Twelve Moments: Tibetan Buddhist Meditation, 2008-02-22
Scope and Contents
Contains materials related to public programs during the time period, except for Awards and Colloquia which have separate series.
Dates
- Event: 2008-02-22
Extent
From the Series: 1 Linear Feet
Language of Materials
English
Abstract
Harvey Aronson
Tibetan Buddhist
Harvey Aronson is a psychotherapist and teacher of Buddhist psychology. He is the founding co-director of Dawn Mountain: Tibetan Temple, Research Institute, and Community Center in Houston, Texas. The center’s mission is to preserve and present authentic traditional Buddhist practice while investigating ways of making it practicable to modern Westerners. He is the author of Buddhist Practice on Western Ground, the writing of which was supported by a grant from the Ford Foundation program on Religious Pluralism in the United States (1999-2001).
Aronson has studied and practiced Buddhism since 1964. In 1971–1972 he practiced meditation and studied with Buddhist teachers from the Theravadin and Tibetan Gelukba and Nyingma traditions in India. This laid the groundwork for his 1975 doctoral dissertation in Buddhist Studies from the University of Wisconsin, Madison, which was published as Love and Sympathy in Theravada Buddhism (Motilal Banarsidass, 1980, now in its fourth printing). From 1974–1982 Aronson taught Buddhist psychology and philosophy and Sanskrit and Pali languages at the University of Virginia. During this period he also studied and became fluent in Tibetan, and served as translator for Tibetan teachers during retreats.
Aronson pursued professional psychotherapeutic training at the Boston University School of Social Work from 1982 to 1984. He earned a Masters in Social Work, focusing on psychodynamic and self-psychology, family therapy, chemical dependency, and group therapy. From 1986–87, he worked with children cancer patients and their families at the Ronald McDonald House at Stanford Children’s Hospital, and from 1987—89 with abused children and their families at Eastfield Ming Quong Residential Treatment Center.
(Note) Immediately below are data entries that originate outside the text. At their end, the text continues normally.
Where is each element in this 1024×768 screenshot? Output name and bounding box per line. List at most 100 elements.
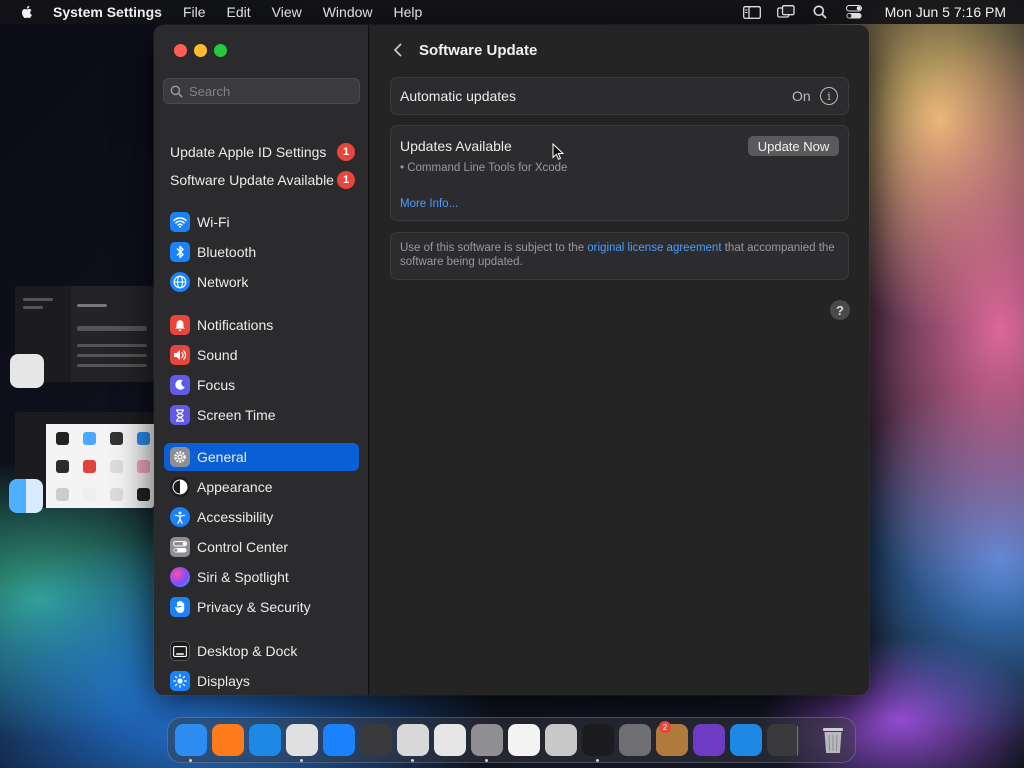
- thumbnail-cell: [137, 488, 150, 501]
- finder-icon[interactable]: [175, 724, 207, 756]
- sidebar-item-desktop-dock[interactable]: Desktop & Dock: [164, 637, 359, 665]
- sidebar-item-label: Sound: [197, 347, 238, 363]
- finder-side-icon[interactable]: [9, 479, 43, 513]
- update-now-button[interactable]: Update Now: [748, 136, 839, 156]
- sidebar-alert-label: Update Apple ID Settings: [170, 144, 327, 160]
- sidebar-item-network[interactable]: Network: [164, 268, 359, 296]
- search-field[interactable]: [163, 78, 360, 104]
- thumbnail-cell: [137, 460, 150, 473]
- sidebar-item-bluetooth[interactable]: Bluetooth: [164, 238, 359, 266]
- sidebar-item-sound[interactable]: Sound: [164, 341, 359, 369]
- app-store-icon[interactable]: [323, 724, 355, 756]
- sidebar-item-label: Screen Time: [197, 407, 276, 423]
- notification-badge: 1: [337, 171, 355, 189]
- sidebar-alert-apple-id[interactable]: Update Apple ID Settings 1: [170, 141, 355, 163]
- menu-view[interactable]: View: [272, 4, 302, 20]
- app-name-menu[interactable]: System Settings: [53, 4, 162, 20]
- vscode-icon[interactable]: [730, 724, 762, 756]
- sidebar-item-accessibility[interactable]: Accessibility: [164, 503, 359, 531]
- automatic-updates-row: Automatic updates On i: [390, 77, 849, 115]
- apple-icon[interactable]: [19, 4, 35, 20]
- firefox-icon[interactable]: [212, 724, 244, 756]
- sidebar-item-general[interactable]: General: [164, 443, 359, 471]
- update-item: • Command Line Tools for Xcode: [400, 162, 568, 174]
- thumbnail-line: [77, 326, 147, 331]
- control-center-icon[interactable]: [845, 5, 863, 19]
- minimize-button[interactable]: [194, 44, 207, 57]
- sidebar-alert-software-update[interactable]: Software Update Available 1: [170, 169, 355, 191]
- sidebar-item-label: Focus: [197, 377, 236, 393]
- wifi-icon: [170, 212, 190, 232]
- sidebar-item-displays[interactable]: Displays: [164, 667, 359, 695]
- menu-window[interactable]: Window: [323, 4, 373, 20]
- sidebar-item-control-center[interactable]: Control Center: [164, 533, 359, 561]
- trash-icon[interactable]: [817, 724, 849, 756]
- sidebar-item-siri-spotlight[interactable]: Siri & Spotlight: [164, 563, 359, 591]
- sidebar-item-notifications[interactable]: Notifications: [164, 311, 359, 339]
- thumbnail-cell: [56, 488, 69, 501]
- safari-icon[interactable]: [249, 724, 281, 756]
- sidebar-item-screen-time[interactable]: Screen Time: [164, 401, 359, 429]
- info-icon[interactable]: i: [820, 87, 838, 105]
- page-title: Software Update: [419, 42, 538, 59]
- close-button[interactable]: [174, 44, 187, 57]
- thumbnail-cell: [110, 432, 123, 445]
- control-center-icon: [170, 537, 190, 557]
- sidebar-item-label: Privacy & Security: [197, 599, 311, 615]
- accessibility-icon: [170, 507, 190, 527]
- search-input[interactable]: [189, 83, 349, 99]
- sidebar-item-label: Siri & Spotlight: [197, 569, 289, 585]
- thumbnail-cell: [110, 460, 123, 473]
- thumbnail-line: [77, 304, 107, 307]
- spotlight-search-icon[interactable]: [811, 5, 829, 19]
- script-editor-icon[interactable]: [434, 724, 466, 756]
- utility-icon[interactable]: [619, 724, 651, 756]
- screenshot-icon[interactable]: [360, 724, 392, 756]
- launchpad-icon[interactable]: [767, 724, 799, 756]
- sidebar-item-label: Bluetooth: [197, 244, 257, 260]
- license-text-before: Use of this software is subject to the: [400, 242, 588, 254]
- thumbnail-cell: [110, 488, 123, 501]
- textedit-icon[interactable]: [508, 724, 540, 756]
- sidebar-item-focus[interactable]: Focus: [164, 371, 359, 399]
- sidebar-item-label: Displays: [197, 673, 250, 689]
- terminal-icon[interactable]: [582, 724, 614, 756]
- hand-icon: [170, 597, 190, 617]
- sidebar-item-label: Control Center: [197, 539, 289, 555]
- menu-edit[interactable]: Edit: [227, 4, 251, 20]
- license-agreement-link[interactable]: original license agreement: [587, 242, 721, 254]
- mouse-cursor-icon: [552, 143, 564, 160]
- dock: 2: [167, 717, 856, 763]
- more-info-link[interactable]: More Info...: [400, 198, 458, 210]
- bluetooth-icon: [170, 242, 190, 262]
- visual-studio-icon[interactable]: [693, 724, 725, 756]
- zoom-button[interactable]: [214, 44, 227, 57]
- sidebar-item-label: Desktop & Dock: [197, 643, 298, 659]
- sidebar-item-wifi[interactable]: Wi-Fi: [164, 208, 359, 236]
- menubar-clock[interactable]: Mon Jun 5 7:16 PM: [885, 4, 1006, 20]
- menu-file[interactable]: File: [183, 4, 206, 20]
- sidebar-item-appearance[interactable]: Appearance: [164, 473, 359, 501]
- screen-mirroring-icon[interactable]: [776, 5, 795, 19]
- updates-available-label: Updates Available: [400, 138, 512, 154]
- thumbnail-line: [23, 298, 53, 301]
- chrome-icon[interactable]: [286, 724, 318, 756]
- migration-assistant-icon[interactable]: [545, 724, 577, 756]
- menu-help[interactable]: Help: [394, 4, 423, 20]
- back-chevron-icon[interactable]: [390, 41, 406, 59]
- preview-app-icon[interactable]: [10, 354, 44, 388]
- sidebar-item-privacy-security[interactable]: Privacy & Security: [164, 593, 359, 621]
- dock-separator: [797, 726, 798, 756]
- running-indicator: [411, 759, 414, 762]
- thumbnail-panel: [46, 424, 154, 508]
- updates-available-card: Updates Available Update Now • Command L…: [390, 125, 849, 221]
- network-icon: [170, 272, 190, 292]
- screen-time-icon: [170, 405, 190, 425]
- notification-badge: 1: [337, 143, 355, 161]
- appearance-icon: [170, 477, 190, 497]
- preview-icon[interactable]: [397, 724, 429, 756]
- sidebar-item-label: Accessibility: [197, 509, 274, 525]
- sidebar-toggle-icon[interactable]: [742, 5, 761, 19]
- help-button[interactable]: ?: [830, 300, 850, 320]
- system-settings-icon[interactable]: [471, 724, 503, 756]
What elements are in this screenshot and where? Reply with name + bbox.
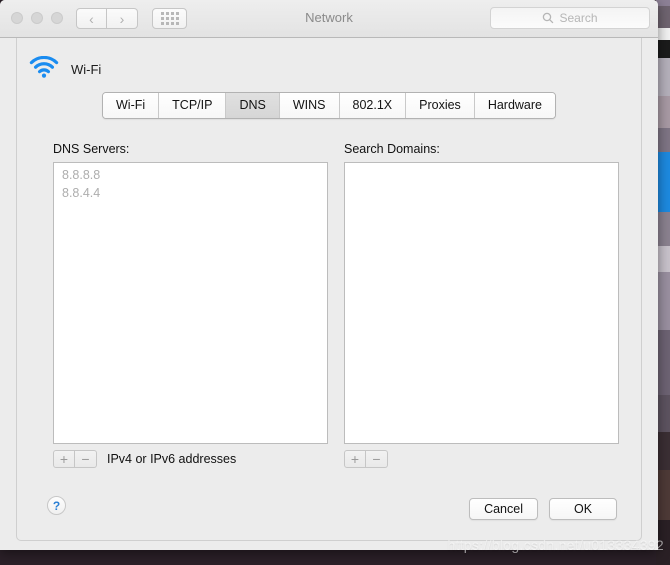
tab-dns-label: DNS xyxy=(239,98,266,112)
remove-dns-server-button[interactable]: − xyxy=(75,450,97,468)
service-name-label: Wi-Fi xyxy=(71,62,102,77)
search-domains-label: Search Domains: xyxy=(344,142,440,156)
minus-icon: − xyxy=(81,451,90,467)
search-icon xyxy=(542,12,554,24)
tab-proxies[interactable]: Proxies xyxy=(406,93,475,118)
plus-icon: + xyxy=(350,451,360,467)
ok-button[interactable]: OK xyxy=(549,498,617,520)
tab-hardware[interactable]: Hardware xyxy=(474,93,555,118)
screen: ‹ › Network Search Wi-Fi Wi-Fi TCP/IP DN… xyxy=(0,0,670,565)
wifi-icon xyxy=(29,55,59,83)
list-item[interactable]: 8.8.4.4 xyxy=(54,184,327,202)
search-domains-list-controls: + − xyxy=(344,450,388,468)
dns-list-controls: + − xyxy=(53,450,97,468)
dns-servers-label: DNS Servers: xyxy=(53,142,130,156)
tab-proxies-label: Proxies xyxy=(419,98,461,112)
list-item[interactable]: 8.8.8.8 xyxy=(54,163,327,184)
desktop-background-strip xyxy=(656,0,670,565)
tab-dns[interactable]: DNS xyxy=(226,93,280,118)
window-titlebar: ‹ › Network Search xyxy=(0,0,658,38)
dns-servers-list[interactable]: 8.8.8.8 8.8.4.4 xyxy=(53,162,328,444)
dns-settings-sheet: Wi-Fi Wi-Fi TCP/IP DNS WINS 802.1X Proxi… xyxy=(16,38,642,541)
question-mark-icon: ? xyxy=(52,498,61,513)
add-search-domain-button[interactable]: + xyxy=(344,450,366,468)
remove-search-domain-button[interactable]: − xyxy=(366,450,388,468)
help-button[interactable]: ? xyxy=(47,496,66,515)
tab-wifi-label: Wi-Fi xyxy=(116,98,146,112)
settings-tab-bar: Wi-Fi TCP/IP DNS WINS 802.1X Proxies Har… xyxy=(102,92,556,119)
ok-button-label: OK xyxy=(573,502,593,516)
cancel-button-label: Cancel xyxy=(484,502,523,516)
tab-tcpip[interactable]: TCP/IP xyxy=(159,93,227,118)
search-domains-list[interactable] xyxy=(344,162,619,444)
minus-icon: − xyxy=(372,451,381,467)
search-field[interactable]: Search xyxy=(490,7,650,29)
service-header: Wi-Fi xyxy=(29,55,102,83)
plus-icon: + xyxy=(59,451,69,467)
dns-hint-text: IPv4 or IPv6 addresses xyxy=(107,452,237,466)
tab-8021x-label: 802.1X xyxy=(352,98,393,112)
sheet-action-buttons: Cancel OK xyxy=(469,498,617,520)
tab-hardware-label: Hardware xyxy=(487,98,542,112)
tab-wifi[interactable]: Wi-Fi xyxy=(103,93,160,118)
tab-8021x[interactable]: 802.1X xyxy=(339,93,407,118)
add-dns-server-button[interactable]: + xyxy=(53,450,75,468)
tab-wins[interactable]: WINS xyxy=(279,93,340,118)
network-preferences-window: ‹ › Network Search Wi-Fi Wi-Fi TCP/IP DN… xyxy=(0,0,658,550)
search-placeholder: Search xyxy=(559,11,598,25)
tab-wins-label: WINS xyxy=(292,98,326,112)
tab-tcpip-label: TCP/IP xyxy=(172,98,213,112)
cancel-button[interactable]: Cancel xyxy=(469,498,538,520)
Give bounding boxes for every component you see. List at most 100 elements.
In 1989 Aronson moved to Houston, Texas. He served as stint supervisor and teacher of therapists-in-training at the Family Service Center. From 1992 to the present he has maintained a private practice, using an integrative model of psychotherapy that spans both brief solution-oriented therapy and longer-term psychodynamic work.
In 1995 Aronson and Dr. Anne Klein, also a meditation teacher, co-founded Dawn Mountain, in Houston. They meet with students twice a month for Buddhist practice and sponsor Tibetan lamas a few times a year for intensive teachings. Aronson has accompanied Tibetan teachers as a translator on recent tours throughout the United States. For the last five years he has dedicated one to two months a year to further study and/or intensive meditation practice.